Alexej Klutschewsky
„Vorbedingung
für jede Konfliktlösung ist eine innertschetschenische Konsolidierung. Die
Gewalt und Unsicherheit, die durch Kriegsprofiteure auf beiden Seiten angeheizt
wird, verhindern bislang jeglichen Wiederaufbau und untergraben die
traditionellen Sozialstrukturen…Eine Konfliktlösung wäre nur dann möglich,
wenn es zu offenen und informellen Gesprächen ohne Vorbedingungen zwischen
traditionellen Ältesten, urbanen Tschetschenen, einflussreichen Einzelpersonen
und repräsentativen Vertretern der russischen Zivilgesellschaft kommen würde.“ Zu diesem
Resultat gelangte ein Soziologenteam der Universität Grosny, das für das vom
Europa-Institut der Russischen Akademie der Wissenschaften unterstützten LATAUTONOMY-Projekt in weiten Teilen Tschetscheniens unterwegs
war. Solche Gespräche
ohne Vorbedingungen könnten auf die bewaffneten Konfliktparteien ausgedehnt
werden. Gespräche ohne Vorbedingungen sind notwendig, da die russische
Regierung nicht bereit ist, eine Unabhängigkeit auch nur zu diskutieren und
auch die gemäßigten Separatisten nicht bereit sind, die Forderung nach Unabhängigkeit
aufzugeben. Eine glaubwürdige internationale Vermittlung könnte hilfreich
sein. Es sei nur an die in Österreich stattgefundenen Schulungen von Tamilen
und Singhalesen für friedliche Konfliktlösungen im Friedenszentrum Schlaining
erinnert. Die Glaubwürdigkeit internationaler Vermittler ist sehr wichtig, denn
viele Ereignisse nach der Auflösung der UdSSR, zum Beispiel der Kosovokrieg,
verursachten ein tiefes Misstrauen bei einem Teil der russischen politischen und
militärischen Elite gegenüber dem „Westen“. Vielleicht käme dabei auch
die Lateinamerikanische Erfahrung des Diskurses und der Verhandlungen zugute? Die Soziologen erarbeiteten im
Sommer 2004 anhand der für die Autonomieprozesse in Lateinamerika
ausgearbeiteten Vorgaben (siehe Kasten über LATAUTONOMY) einen Fragebogen von
32 Fragen, die sie an 120 Personen in den Städten Grosny und Gudermes, sowie im
Rayon Nadteretschnyj und im Rayon Schatoj im Süden des Landes stellten. Den wichtigsten Grund für eine
fehlende Selbstregierung sah die überwiegende Mehrheit der Befragten in
kriegsbedingter Gesetzlosigkeit und Willkür. Eine Lösung der eigenen Probleme
sah eine Mehrheit von 59% durch den „unfreundlichen Einfluss einer außenstehenden
Partei“ (im Klartext der diversen russischen Geheimdienste) behindert, aber
33% erwarten sich „eine akzeptable Lösung durch Mitwirkung einer
respektierten dritten Seite“. Die beiden separatistischen Regierungen der Präsidenten
Dshochar Dudajew (1991 – 1996) und Aslan Maschadow (1997 -2000?) werden von
vielen Tschetschenen teilweise heftig kritisiert, weil unter ihnen das
innenpolitische Chaos zunahm, die Wirtschaft zerfiel und die Beziehungen zur
Regierung in Moskau nicht geregelt werden konnten . Deswegen verhielt sich auch
ein großer Teil der tschetschenischen Bevölkerung 1999 beim Einmarsch der
Russischen Armee abwartend. Den Umfragen
des soziologischen Zentrums der Tschetschenischen Universität zu Folge gäbe es
in Tschetschenien nur 20-24% entschiedene Befürworter der Unabhängigkeit.

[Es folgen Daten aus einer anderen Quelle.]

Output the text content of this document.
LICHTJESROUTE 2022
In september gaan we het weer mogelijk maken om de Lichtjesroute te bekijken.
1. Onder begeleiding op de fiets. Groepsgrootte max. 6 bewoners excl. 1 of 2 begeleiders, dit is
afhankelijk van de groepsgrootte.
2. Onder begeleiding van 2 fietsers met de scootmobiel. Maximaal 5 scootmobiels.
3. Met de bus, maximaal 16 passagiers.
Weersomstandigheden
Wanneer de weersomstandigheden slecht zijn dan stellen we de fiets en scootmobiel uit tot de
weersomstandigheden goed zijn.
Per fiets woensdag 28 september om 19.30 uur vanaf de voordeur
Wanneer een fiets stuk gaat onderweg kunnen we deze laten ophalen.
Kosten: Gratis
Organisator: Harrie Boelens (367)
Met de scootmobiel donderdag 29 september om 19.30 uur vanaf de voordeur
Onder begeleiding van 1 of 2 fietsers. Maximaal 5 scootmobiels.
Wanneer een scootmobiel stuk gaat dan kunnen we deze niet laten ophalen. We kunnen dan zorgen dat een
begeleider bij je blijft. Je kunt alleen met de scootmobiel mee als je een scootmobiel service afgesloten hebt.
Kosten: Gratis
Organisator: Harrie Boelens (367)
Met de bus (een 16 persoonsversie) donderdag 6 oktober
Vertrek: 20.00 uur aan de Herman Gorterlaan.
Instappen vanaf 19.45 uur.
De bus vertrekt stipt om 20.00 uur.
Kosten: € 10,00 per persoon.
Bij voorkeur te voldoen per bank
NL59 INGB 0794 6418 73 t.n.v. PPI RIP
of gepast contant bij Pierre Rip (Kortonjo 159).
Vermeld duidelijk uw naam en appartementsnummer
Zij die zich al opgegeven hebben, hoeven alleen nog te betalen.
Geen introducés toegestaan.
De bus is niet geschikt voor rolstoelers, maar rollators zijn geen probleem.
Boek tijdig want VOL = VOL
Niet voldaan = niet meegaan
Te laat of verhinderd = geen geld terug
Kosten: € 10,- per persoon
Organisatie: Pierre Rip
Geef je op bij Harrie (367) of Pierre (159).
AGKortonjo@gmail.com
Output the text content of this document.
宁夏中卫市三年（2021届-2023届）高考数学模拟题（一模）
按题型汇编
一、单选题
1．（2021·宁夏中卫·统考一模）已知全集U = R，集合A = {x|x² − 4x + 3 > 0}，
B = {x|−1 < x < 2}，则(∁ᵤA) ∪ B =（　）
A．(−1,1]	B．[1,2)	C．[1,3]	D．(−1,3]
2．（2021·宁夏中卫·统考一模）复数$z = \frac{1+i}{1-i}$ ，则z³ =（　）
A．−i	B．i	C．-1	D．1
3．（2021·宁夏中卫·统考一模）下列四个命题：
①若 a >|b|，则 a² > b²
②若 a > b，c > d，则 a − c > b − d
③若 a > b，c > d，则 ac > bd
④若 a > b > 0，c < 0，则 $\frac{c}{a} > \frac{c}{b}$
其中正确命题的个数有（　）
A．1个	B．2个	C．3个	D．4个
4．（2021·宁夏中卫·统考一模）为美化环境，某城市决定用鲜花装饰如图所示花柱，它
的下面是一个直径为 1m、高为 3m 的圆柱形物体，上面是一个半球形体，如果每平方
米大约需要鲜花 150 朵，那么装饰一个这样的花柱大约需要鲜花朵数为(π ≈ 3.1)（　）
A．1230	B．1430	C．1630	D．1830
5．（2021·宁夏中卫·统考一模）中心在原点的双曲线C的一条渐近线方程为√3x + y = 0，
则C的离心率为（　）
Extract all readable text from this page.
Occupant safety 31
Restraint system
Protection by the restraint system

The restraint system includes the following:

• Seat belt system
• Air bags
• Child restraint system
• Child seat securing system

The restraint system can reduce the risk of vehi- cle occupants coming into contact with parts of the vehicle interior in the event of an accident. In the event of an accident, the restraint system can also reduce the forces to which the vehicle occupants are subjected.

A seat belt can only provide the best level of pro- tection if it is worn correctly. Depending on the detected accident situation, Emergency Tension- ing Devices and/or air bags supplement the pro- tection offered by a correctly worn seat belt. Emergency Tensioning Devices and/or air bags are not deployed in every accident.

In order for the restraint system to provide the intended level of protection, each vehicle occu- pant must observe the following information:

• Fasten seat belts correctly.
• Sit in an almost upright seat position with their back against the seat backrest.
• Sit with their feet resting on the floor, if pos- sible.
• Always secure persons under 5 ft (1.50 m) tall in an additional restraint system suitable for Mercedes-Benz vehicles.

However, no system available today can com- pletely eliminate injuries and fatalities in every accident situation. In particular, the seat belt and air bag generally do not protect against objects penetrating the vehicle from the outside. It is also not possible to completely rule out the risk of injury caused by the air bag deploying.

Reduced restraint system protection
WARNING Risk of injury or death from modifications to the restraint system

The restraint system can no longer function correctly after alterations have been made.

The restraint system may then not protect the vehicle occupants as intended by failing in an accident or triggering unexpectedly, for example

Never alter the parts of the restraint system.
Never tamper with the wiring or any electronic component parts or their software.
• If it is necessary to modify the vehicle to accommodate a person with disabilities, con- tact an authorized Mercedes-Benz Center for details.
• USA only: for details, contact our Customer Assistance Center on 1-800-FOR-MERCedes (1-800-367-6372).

Andererseits wäre eine Mehrheit der Bevölkerung bereit, einen Zustand zu
akzeptieren, der eine reale Autonomie und innere Selbstverwaltung der
traditionellen Dorfgemeinschaften garantiert. „Die russischen Behörden haben
bislang keine respektierte tschetschenische Verwaltung errichten können, da sie
in einer segmentierten Gesellschaft ein hierarchisches System nach
gesamtrussischen Muster aufbauen wollten und sich nur auf einen Teil der Klans
stützen konnten“, lautet die Analyse der ForscherInnen. Die
Wichtigkeit der traditionellen Gesellschaftssystem ist daraus zu ersehen, dass
sich 89% der Befragten eine aktivere Rolle der traditionellen Autoritäten (Klanältesten)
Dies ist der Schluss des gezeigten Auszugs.